A medical malpractice case that actually went to trial
In January, an East Texas jury ruled that Tyler-based East Texas Medical Center committed gross negligence when it allowed a doctor who had been on probation to treat a patient with cholangitis.
The jury awarded $46 million to the patient, Billy Pierce, a former executive who has been unable to return to work since his 2014 hospitalization. Though Pierce’s attorneys had asked for only $20 million, the jury’s verdict included $25 million in punitive damages because the “evidence was so egregious.”

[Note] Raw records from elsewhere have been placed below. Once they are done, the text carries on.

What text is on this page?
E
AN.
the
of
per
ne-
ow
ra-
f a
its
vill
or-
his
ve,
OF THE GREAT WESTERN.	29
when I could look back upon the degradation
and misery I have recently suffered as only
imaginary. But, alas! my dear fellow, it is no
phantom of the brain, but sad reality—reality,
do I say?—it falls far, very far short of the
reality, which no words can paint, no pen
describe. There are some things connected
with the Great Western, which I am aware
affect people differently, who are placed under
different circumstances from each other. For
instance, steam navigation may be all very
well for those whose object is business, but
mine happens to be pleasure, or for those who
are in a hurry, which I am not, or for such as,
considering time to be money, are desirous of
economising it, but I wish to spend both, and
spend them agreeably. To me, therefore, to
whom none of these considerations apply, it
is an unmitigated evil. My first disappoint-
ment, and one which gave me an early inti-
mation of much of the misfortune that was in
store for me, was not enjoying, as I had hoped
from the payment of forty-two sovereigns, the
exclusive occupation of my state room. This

A Dallas family wins $242 million against Toyota
An August showdown between two Dallas parents and Toyota Motor Corp. pitted veteran plaintiffs’ lawyer Frank Branson against Barnes & Thornburg’s charismatic Victor Vital for Toyota in a three-week trial. Branson won.
A Dallas jury ruled that Toyota-designed seating was responsible for permanent brain damage suffered by two children when their family Lexus was rear-ended in a 2016 crash. It was Toyota’s first major trial in North Texas since moving its headquarters from California to Plano in 2017.
VirnetX’s wins to the tune of $502 million against Apple
In April, an East Texas federal jury ruled Apple wrongly appro-
priated technology owned by Nevada-based VirnetX that is vital to FaceTime technology. The verdict was the fourth in an ongoing series of patent disputes between the two companies.
VirnetX was represented by Caldwell Cassady Curry, a budding Dallasbased firm that has made quite the living defeating Apple in verdicts totaling more than $1 billion.
Another verdict against Apple (on its home turf )
In August, Apple lost a multimillion-dollar patent infringement verdict to yet another Texas firm — this time, McKool Smith in Apple’s home state of California.
Ottawa-based WiLAN won a $145 million verdict on claims that Apple infringed on the company’s patented voice-over-LTE wireless communications technology in several of its iPhone 6 and iPhone 7 devices.
A $30 million feud over a family business
It was a case that had $30 million at stake, but money was the last thing this case was about.
A Houston jury on Oct. 4 awarded a take-nothing verdict to three brothers who were sued by their two other brothers for $30 million — alleging fraud, securities violations and breach of fiduciary duty of their family business, Compressor Engineering Corp.
The sibling rivalry arose in 2016 after CECO had recovered from a financial crisis caused by a $6 million fraudulent invoice that got approved in the company’s Ohio and Pennsylvania operations. It caused CECO to face foreclosure and jeopardized more than 400 jobs.
Huge shareholder suit against Pier 1 dismissed
Fort Worth-based Pier 1 Imports had a rough 2018, with slumping sales and the sudden departure of its CEO.
But at least one dark cloud was averted when a Dallas federal judge dismissed a putative shareholder class action brought by the Municipal Employees’ Retirement System of Michigan alleging two former Pier 1 executives misrepresented the company’s financial health.